Le locataire dispose d'un mois pour répondre à cette mise en demeure. En l'absence de réponse dans le délai imparti, l'huissier peut alors pénétrer dans le logement en présence de deux témoins et dresser un procès-verbal d'abandon, tout en faisant l'inventaire des biens laissés sur place.

Le rôle du juge et les possibilités de contestation

Un juge des contentieux de la protection est ensuite saisi. Celui-ci peut constater la résiliation du bail et ordonner la reprise des lieux. La décision doit être adressée dans les deux mois au locataire, qui conserve cependant la possibilité de contester l'ordonnance dans le mois qui suit sa signification, en envoyant ou en déposant une déclaration au greffe du tribunal.
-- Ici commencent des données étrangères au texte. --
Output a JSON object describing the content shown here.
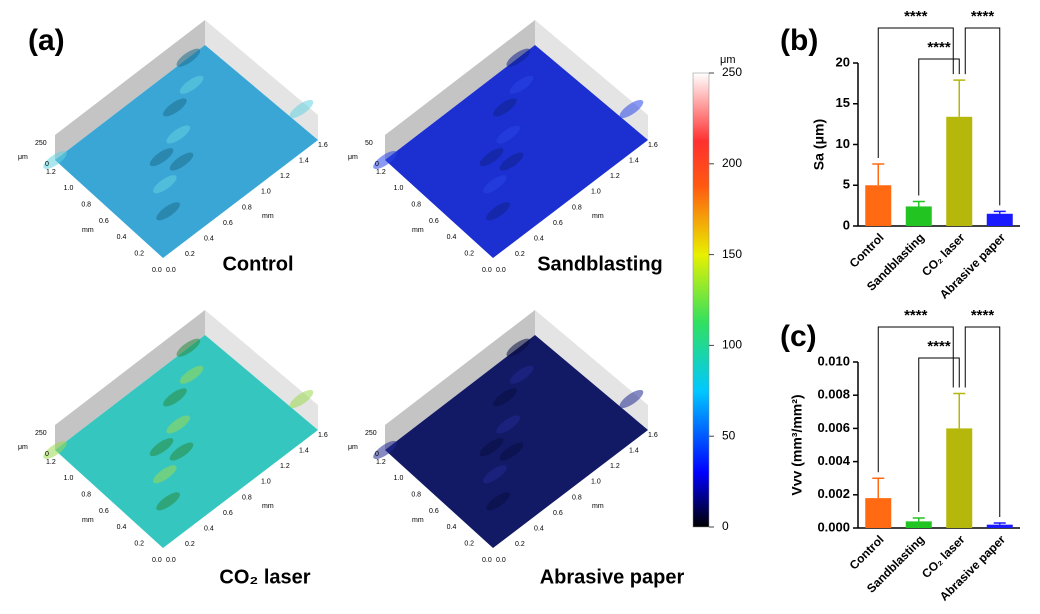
{
  "panel_labels": [
    "(a)",
    "(b)",
    "(c)"
  ],
  "surfaces": [
    {
      "label": "Control",
      "z_max": "250"
    },
    {
      "label": "Sandblasting",
      "z_max": "50"
    },
    {
      "label": "CO₂ laser",
      "z_max": "250"
    },
    {
      "label": "Abrasive paper",
      "z_max": "250"
    }
  ],
  "surface_axes": {
    "z_unit": "μm",
    "z_min": "0",
    "unit": "mm",
    "y_ticks": [
      "1.2",
      "1.0",
      "0.8",
      "0.6",
      "0.4",
      "0.2",
      "0.0"
    ],
    "x_ticks": [
      "0.0",
      "0.2",
      "0.4",
      "0.6",
      "0.8",
      "1.0",
      "1.2",
      "1.4",
      "1.6"
    ]
  },
  "colorbar": {
    "unit": "μm",
    "lim": [
      0,
      250
    ],
    "ticks": [
      0,
      50,
      100,
      150,
      200,
      250
    ]
  },
  "chart_data": [
    {
      "type": "bar",
      "y_label": "Sa (μm)",
      "categories": [
        "Control",
        "Sandblasting",
        "CO₂ laser",
        "Abrasive paper"
      ],
      "values": [
        5.0,
        2.4,
        13.4,
        1.5
      ],
      "errors": [
        2.6,
        0.6,
        4.5,
        0.3
      ],
      "colors": [
        "#ff6a13",
        "#22c422",
        "#b5b80a",
        "#1a1aff"
      ],
      "ylim": [
        0,
        20
      ],
      "yticks": [
        0,
        5,
        10,
        15,
        20
      ],
      "annotations": [
        "****",
        "****",
        "****"
      ]
    },
    {
      "type": "bar",
      "y_label": "Vvv (mm³/mm²)",
      "categories": [
        "Control",
        "Sandblasting",
        "CO₂ laser",
        "Abrasive paper"
      ],
      "values": [
        0.0018,
        0.0004,
        0.006,
        0.0002
      ],
      "errors": [
        0.0012,
        0.0002,
        0.0021,
        0.0001
      ],
      "colors": [
        "#ff6a13",
        "#22c422",
        "#b5b80a",
        "#1a1aff"
      ],
      "ylim": [
        0,
        0.01
      ],
      "yticks": [
        {
          "value": 0,
          "label": "0.000"
        },
        {
          "value": 0.002,
          "label": "0.002"
        },
        {
          "value": 0.004,
          "label": "0.004"
        },
        {
          "value": 0.006,
          "label": "0.006"
        },
        {
          "value": 0.008,
          "label": "0.008"
        },
        {
          "value": 0.01,
          "label": "0.010"
        }
      ],
      "annotations": [
        "****",
        "****",
        "****"
      ]
    }
  ]
}
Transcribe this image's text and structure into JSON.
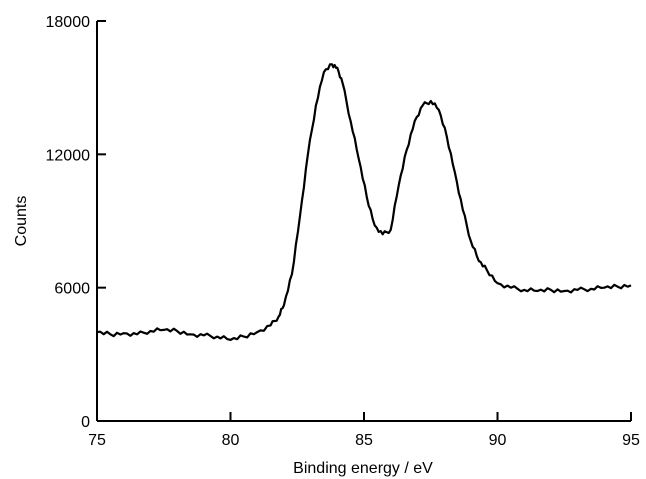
{
  "chart_data": {
    "type": "line",
    "title": "",
    "xlabel": "Binding energy / eV",
    "ylabel": "Counts",
    "xlim": [
      75,
      95
    ],
    "ylim": [
      0,
      18000
    ],
    "xticks": [
      75,
      80,
      85,
      90,
      95
    ],
    "yticks": [
      0,
      6000,
      12000,
      18000
    ],
    "grid": false,
    "series": [
      {
        "color": "#000000",
        "x": [
          75.0,
          75.5,
          76.0,
          76.5,
          77.0,
          77.5,
          78.0,
          78.5,
          79.0,
          79.5,
          80.0,
          80.5,
          81.0,
          81.5,
          81.8,
          82.0,
          82.3,
          82.6,
          82.9,
          83.2,
          83.5,
          83.8,
          84.0,
          84.2,
          84.5,
          84.8,
          85.1,
          85.4,
          85.7,
          86.0,
          86.3,
          86.6,
          86.9,
          87.2,
          87.5,
          87.8,
          88.1,
          88.4,
          88.7,
          89.0,
          89.3,
          89.6,
          90.0,
          90.5,
          91.0,
          91.5,
          92.0,
          92.5,
          93.0,
          93.5,
          94.0,
          94.5,
          95.0
        ],
        "y": [
          4000,
          3900,
          3950,
          3900,
          4050,
          4100,
          4050,
          3900,
          3850,
          3800,
          3650,
          3800,
          4000,
          4300,
          4700,
          5200,
          6600,
          9200,
          12000,
          14200,
          15700,
          16050,
          15900,
          15200,
          13500,
          11800,
          10100,
          8800,
          8400,
          8600,
          10600,
          12200,
          13500,
          14200,
          14400,
          14000,
          12800,
          11200,
          9500,
          8100,
          7200,
          6800,
          6200,
          6000,
          5900,
          5850,
          5900,
          5850,
          5900,
          5950,
          6000,
          6050,
          6100
        ]
      }
    ]
  }
}
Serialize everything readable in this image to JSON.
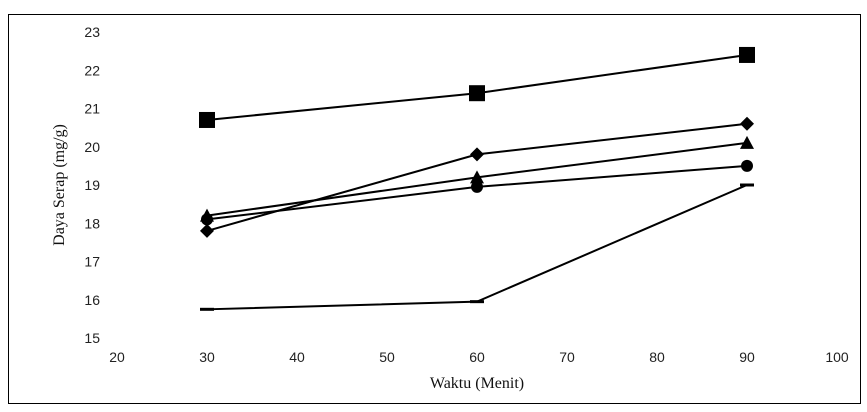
{
  "chart_data": {
    "type": "line",
    "xlabel": "Waktu (Menit)",
    "ylabel": "Daya Serap (mg/g)",
    "xlim": [
      20,
      100
    ],
    "ylim": [
      15,
      23
    ],
    "x_ticks": [
      20,
      30,
      40,
      50,
      60,
      70,
      80,
      90,
      100
    ],
    "y_ticks": [
      15,
      16,
      17,
      18,
      19,
      20,
      21,
      22,
      23
    ],
    "grid": false,
    "legend": "none",
    "x": [
      30,
      60,
      90
    ],
    "series": [
      {
        "marker": "square",
        "values": [
          20.7,
          21.4,
          22.4
        ]
      },
      {
        "marker": "diamond",
        "values": [
          17.8,
          19.8,
          20.6
        ]
      },
      {
        "marker": "triangle",
        "values": [
          18.2,
          19.2,
          20.1
        ]
      },
      {
        "marker": "circle",
        "values": [
          18.1,
          18.95,
          19.5
        ]
      },
      {
        "marker": "dash",
        "values": [
          15.75,
          15.95,
          19.0
        ]
      }
    ],
    "colors": {
      "line": "#000000",
      "marker": "#000000"
    }
  }
}
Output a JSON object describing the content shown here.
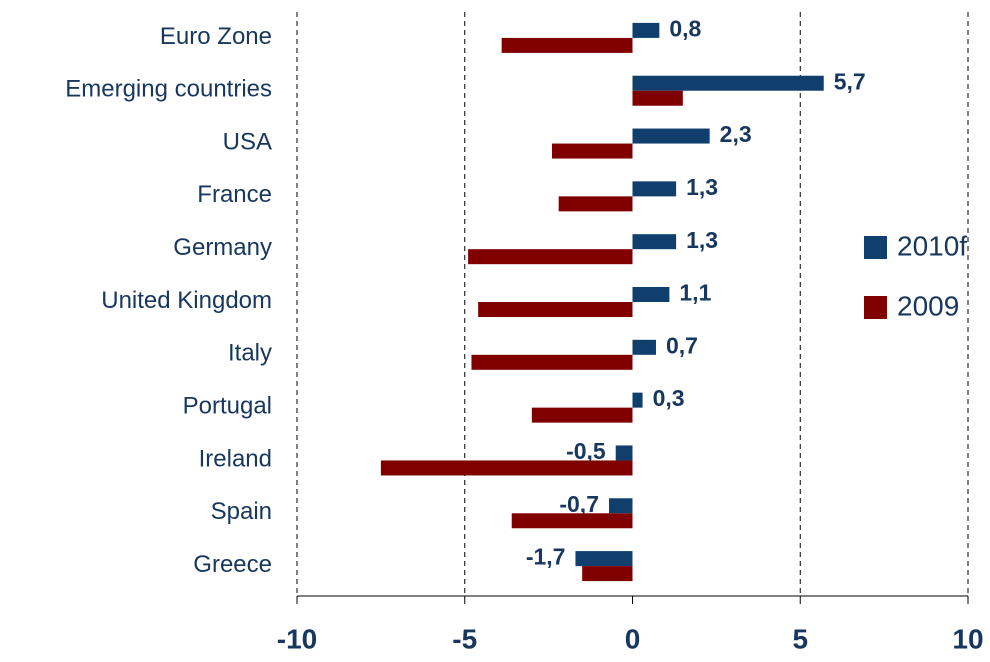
{
  "chart_data": {
    "type": "hbar",
    "categories": [
      "Euro Zone",
      "Emerging countries",
      "USA",
      "France",
      "Germany",
      "United Kingdom",
      "Italy",
      "Portugal",
      "Ireland",
      "Spain",
      "Greece"
    ],
    "series": [
      {
        "name": "2010f",
        "color": "#103f6e",
        "values": [
          0.8,
          5.7,
          2.3,
          1.3,
          1.3,
          1.1,
          0.7,
          0.3,
          -0.5,
          -0.7,
          -1.7
        ],
        "value_labels": [
          "0,8",
          "5,7",
          "2,3",
          "1,3",
          "1,3",
          "1,1",
          "0,7",
          "0,3",
          "-0,5",
          "-0,7",
          "-1,7"
        ]
      },
      {
        "name": "2009",
        "color": "#800000",
        "values": [
          -3.9,
          1.5,
          -2.4,
          -2.2,
          -4.9,
          -4.6,
          -4.8,
          -3.0,
          -7.5,
          -3.6,
          -1.5
        ]
      }
    ],
    "xlim": [
      -10,
      10
    ],
    "xticks": [
      -10,
      -5,
      0,
      5,
      10
    ],
    "grid": true,
    "legend": "right"
  }
}
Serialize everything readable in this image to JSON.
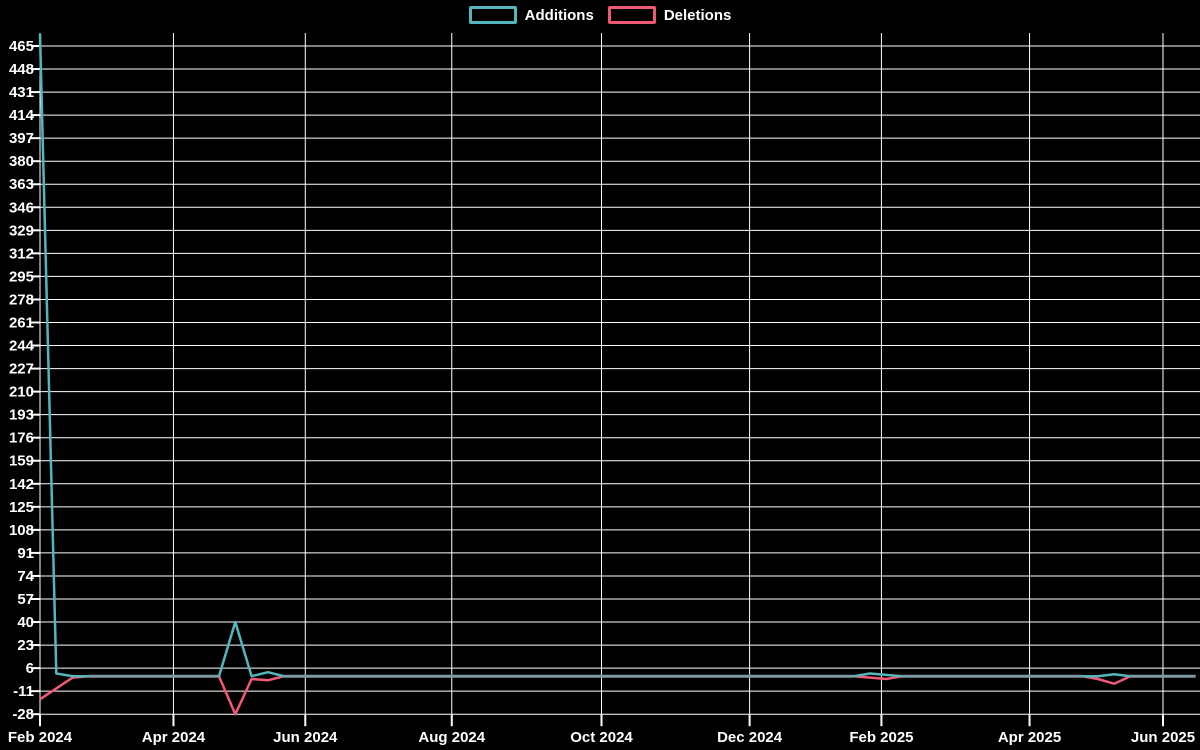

Comme le précise le site du Service public, « une nouvelle audience en présence des intéressés est alors fixée » en cas de contestation. Cette possibilité de recours peut considérablement allonger la procédure.

Une procédure souvent très longue

Si la procédure se déroule sans accroc et que le locataire ne conteste pas, le commissaire de justice est chargé de la reprise des lieux. Ce n'est qu'à ce moment-là que le propriétaire peut officiellement récupérer son logement et le relouer.

« En pratique, entre les premiers soupçons d'abandon et la possibilité de relouer, il faut souvent compter entre 6 à 8 mois de délai au total », explique Benoît Santoire, président de la Chambre nationale des commissaires de justice, au Parisien. Ce délai peut très facilement s'allonger en raison de l'engorgement des tribunaux, laissant les propriétaires dans une situation financière et administrative difficile pendant de longs mois.

Cette complexité procédurale, combinée à l'augmentation des cas d'abandon, pose des questions importantes sur l'efficacité du système actuel de protection des propriétaires tout en préservant les droits des locataires.